Python left multiplication of of a matrix with inverse of a sparse matrix

Question

I'm trying to calculate an expression of the form K = P*C.T*S^-1 (implementation of a Kalman filter)

All the involved matrices are sparse, and I would of course like to avoid calculating the actual inverse.

I tried using

import scipy.sparse.linalg as spln

self.K = self.P.dot(spln.spsolve(S.T, C).T)

The problem is that spsolve expects it's second argument to be a vector and not a matrix.

edit: Clarification, the problem could in Matlab be solved by K = P * (C / S), so what I'm looking for is a method similar to spsolve but which can accept a matrix as its second argument. This could of course be done by splitting C into a number of column vectors c1..cn and solving the problem for each of them and then reassembling them into a matrix, but I suspect doing that will be both cumbersome and inefficient.
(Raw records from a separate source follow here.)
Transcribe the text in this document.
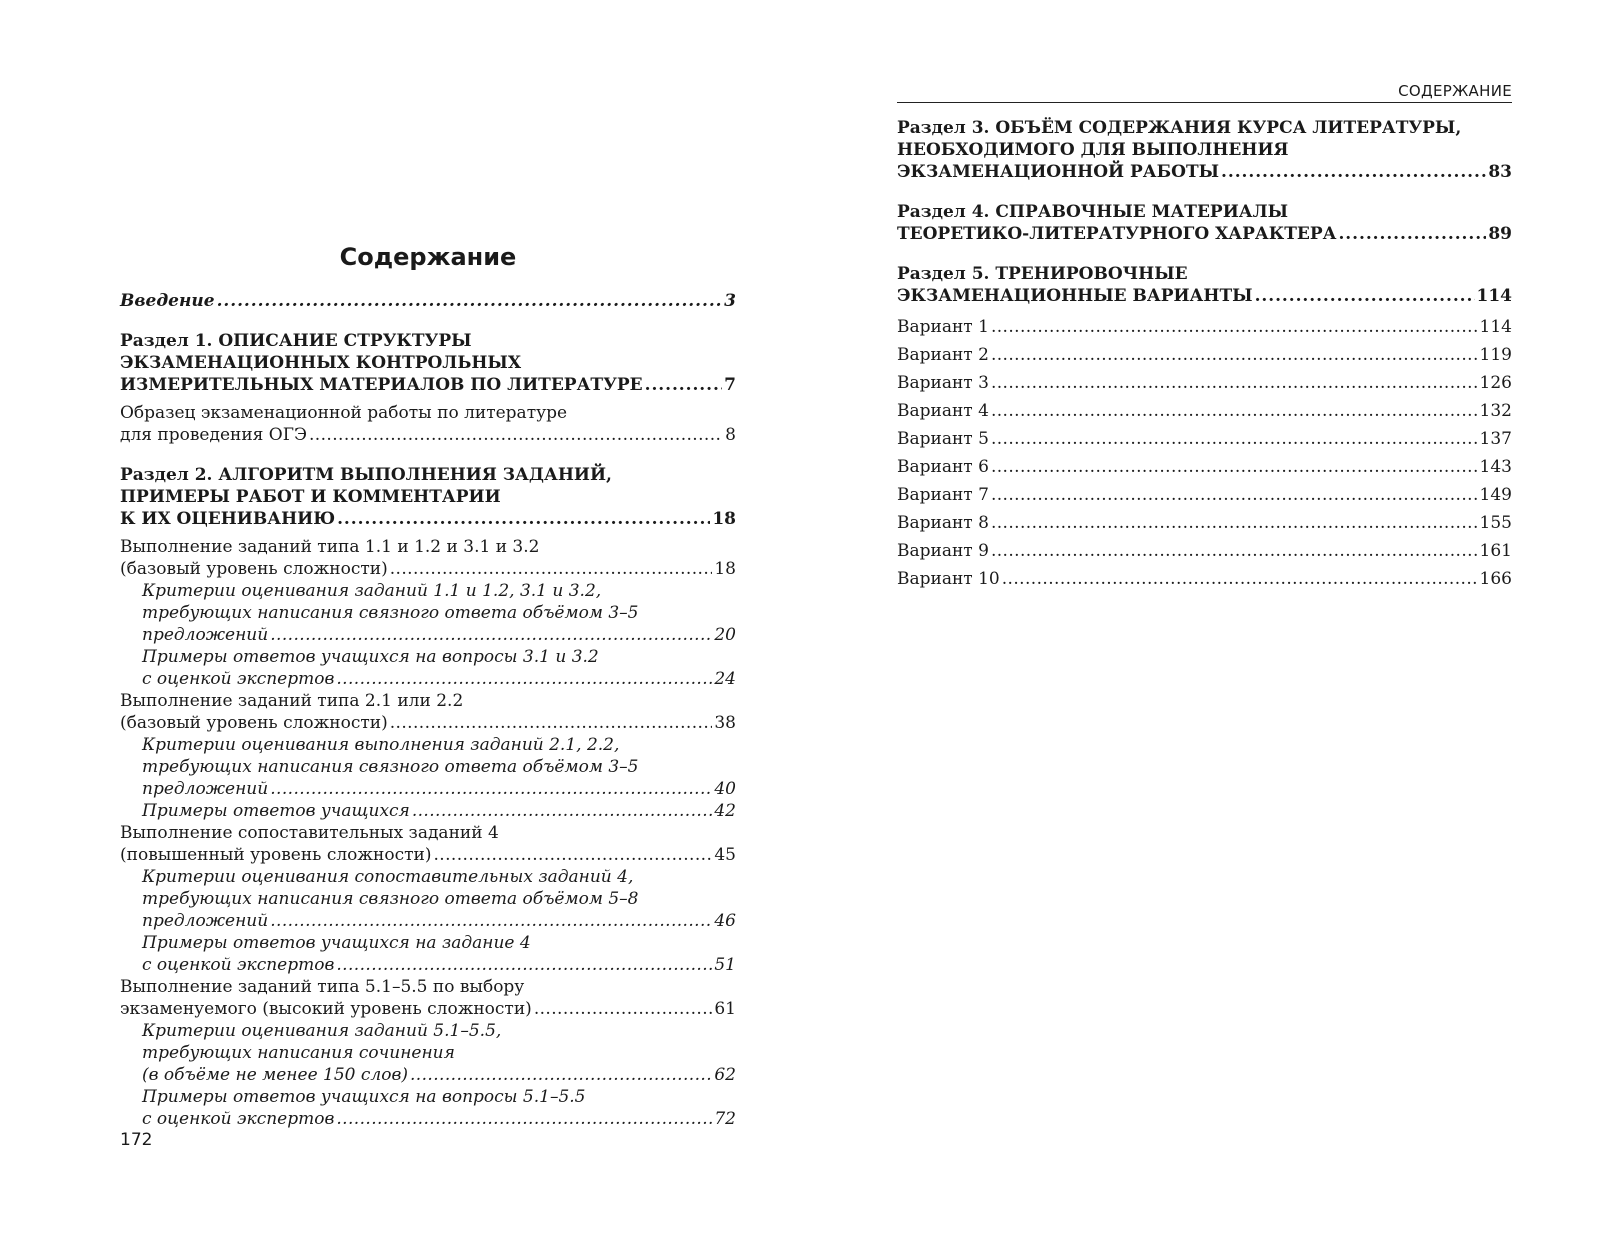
Содержание
Введение . . .	3
Раздел 1. ОПИСАНИЕ СТРУКТУРЫ
ЭКЗАМЕНАЦИОННЫХ КОНТРОЛЬНЫХ
ИЗМЕРИТЕЛЬНЫХ МАТЕРИАЛОВ ПО ЛИТЕРАТУРЕ . . .	7
Образец экзаменационной работы по литературе
для проведения ОГЭ . . .	8
Раздел 2. АЛГОРИТМ ВЫПОЛНЕНИЯ ЗАДАНИЙ,
ПРИМЕРЫ РАБОТ И КОММЕНТАРИИ
К ИХ ОЦЕНИВАНИЮ . . .	18
Выполнение заданий типа 1.1 и 1.2 и 3.1 и 3.2
(базовый уровень сложности) . . .	18
Критерии оценивания заданий 1.1 и 1.2, 3.1 и 3.2,
требующих написания связного ответа объёмом 3–5
предложений . . .	20
Примеры ответов учащихся на вопросы 3.1 и 3.2
с оценкой экспертов . . .	24
Выполнение заданий типа 2.1 или 2.2
(базовый уровень сложности) . . .	38
Критерии оценивания выполнения заданий 2.1, 2.2,
требующих написания связного ответа объёмом 3–5
предложений . . .	40
Примеры ответов учащихся . . .	42
Выполнение сопоставительных заданий 4
(повышенный уровень сложности) . . .	45
Критерии оценивания сопоставительных заданий 4,
требующих написания связного ответа объёмом 5–8
предложений . . .	46
Примеры ответов учащихся на задание 4
с оценкой экспертов . . .	51
Выполнение заданий типа 5.1–5.5 по выбору
экзаменуемого (высокий уровень сложности) . . .	61
Критерии оценивания заданий 5.1–5.5,
требующих написания сочинения
(в объёме не менее 150 слов) . . .	62
Примеры ответов учащихся на вопросы 5.1–5.5
с оценкой экспертов . . .	72
172
СОДЕРЖАНИЕ
Раздел 3. ОБЪЁМ СОДЕРЖАНИЯ КУРСА ЛИТЕРАТУРЫ,
НЕОБХОДИМОГО ДЛЯ ВЫПОЛНЕНИЯ
ЭКЗАМЕНАЦИОННОЙ РАБОТЫ . . .	83
Раздел 4. СПРАВОЧНЫЕ МАТЕРИАЛЫ
ТЕОРЕТИКО-ЛИТЕРАТУРНОГО ХАРАКТЕРА . . .	89
Раздел 5. ТРЕНИРОВОЧНЫЕ
ЭКЗАМЕНАЦИОННЫЕ ВАРИАНТЫ . . .	114
Вариант 1 . . .	114
Вариант 2 . . .	119
Вариант 3 . . .	126
Вариант 4 . . .	132
Вариант 5 . . .	137
Вариант 6 . . .	143
Вариант 7 . . .	149
Вариант 8 . . .	155
Вариант 9 . . .	161
Вариант 10 . . .	166
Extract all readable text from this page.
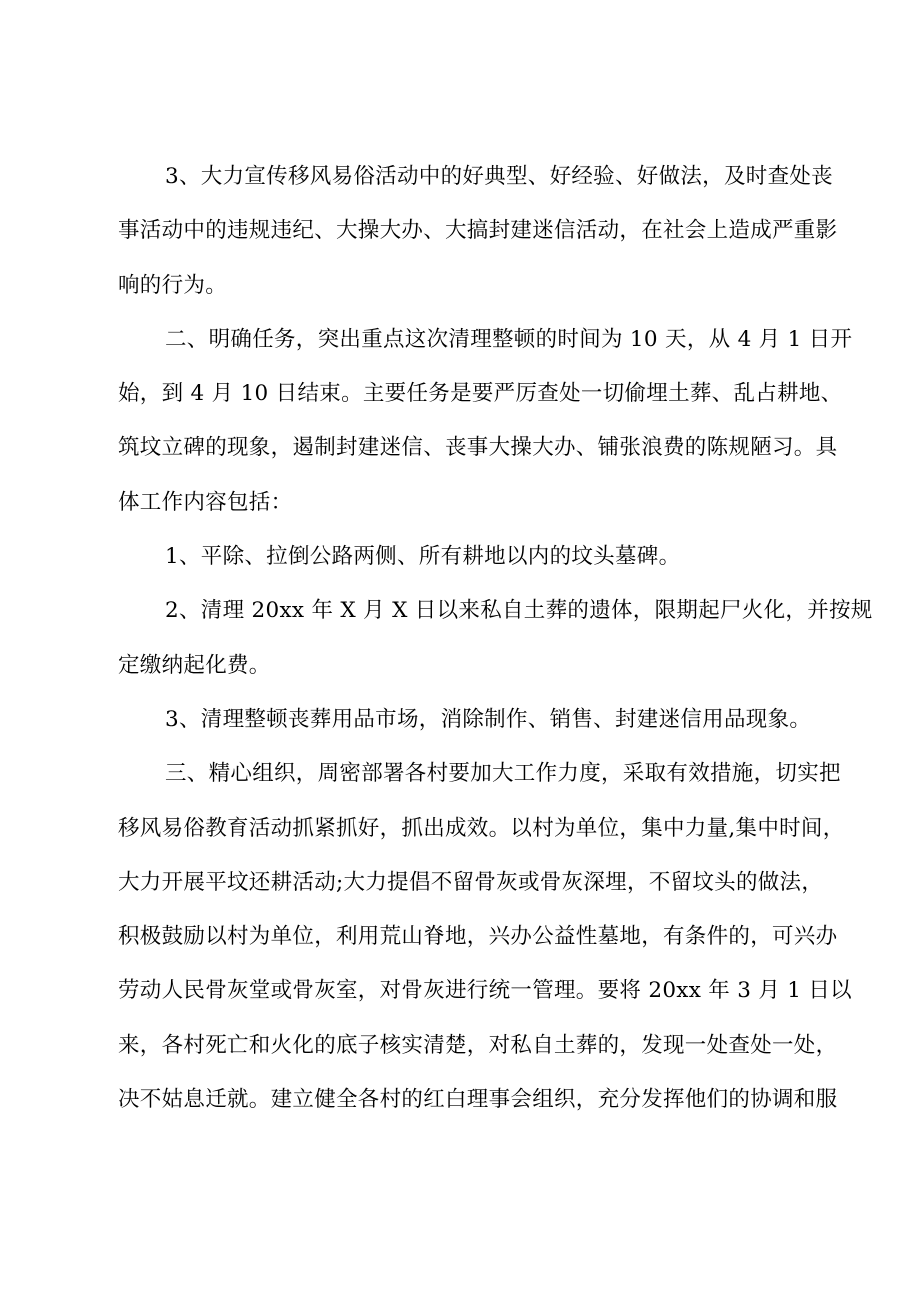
3、大力宣传移风易俗活动中的好典型、好经验、好做法，及时查处丧
事活动中的违规违纪、大操大办、大搞封建迷信活动，在社会上造成严重影
响的行为。
二、明确任务，突出重点这次清理整顿的时间为 10 天，从 4 月 1 日开
始，到 4 月 10 日结束。主要任务是要严厉查处一切偷埋土葬、乱占耕地、
筑坟立碑的现象，遏制封建迷信、丧事大操大办、铺张浪费的陈规陋习。具
体工作内容包括：
1、平除、拉倒公路两侧、所有耕地以内的坟头墓碑。
2、清理 20xx 年 X 月 X 日以来私自土葬的遗体，限期起尸火化，并按规
定缴纳起化费。
3、清理整顿丧葬用品市场，消除制作、销售、封建迷信用品现象。
三、精心组织，周密部署各村要加大工作力度，采取有效措施，切实把
移风易俗教育活动抓紧抓好，抓出成效。以村为单位，集中力量,集中时间，
大力开展平坟还耕活动;大力提倡不留骨灰或骨灰深埋，不留坟头的做法，
积极鼓励以村为单位，利用荒山脊地，兴办公益性墓地，有条件的，可兴办
劳动人民骨灰堂或骨灰室，对骨灰进行统一管理。要将 20xx 年 3 月 1 日以
来，各村死亡和火化的底子核实清楚，对私自土葬的，发现一处查处一处，
决不姑息迁就。建立健全各村的红白理事会组织，充分发挥他们的协调和服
edit2&3: The dimensions of the matrices will typically be around P~10⁶x10^6, S~100x100, C=100x10⁶. P diagonal and S symmetric and C will only have one element per row. It will be used for an implementation of a Kalman filter using sparse matrices, see

http://en.wikipedia.org/wiki/Kalman_filter#The_Kalman_filter

Answer 1

As a workaround can do

import numpy as np
from scipy.sparse.linalg import splu

def spsolve2(a, b):
    a_lu = splu(a)
    out = np.empty((A.shape[1], b.shape[1]))
    for j in xrange(b.shape[1]):
        out[:,j] = a_lu.solve(b[:,j])
    return out

self.K = self.P.dot(spsolve2(S.T, C).T)

But yes, it's a bug that spsolve does not accept matrices.

However, as your S is not very large, you can as well use a dense inverse.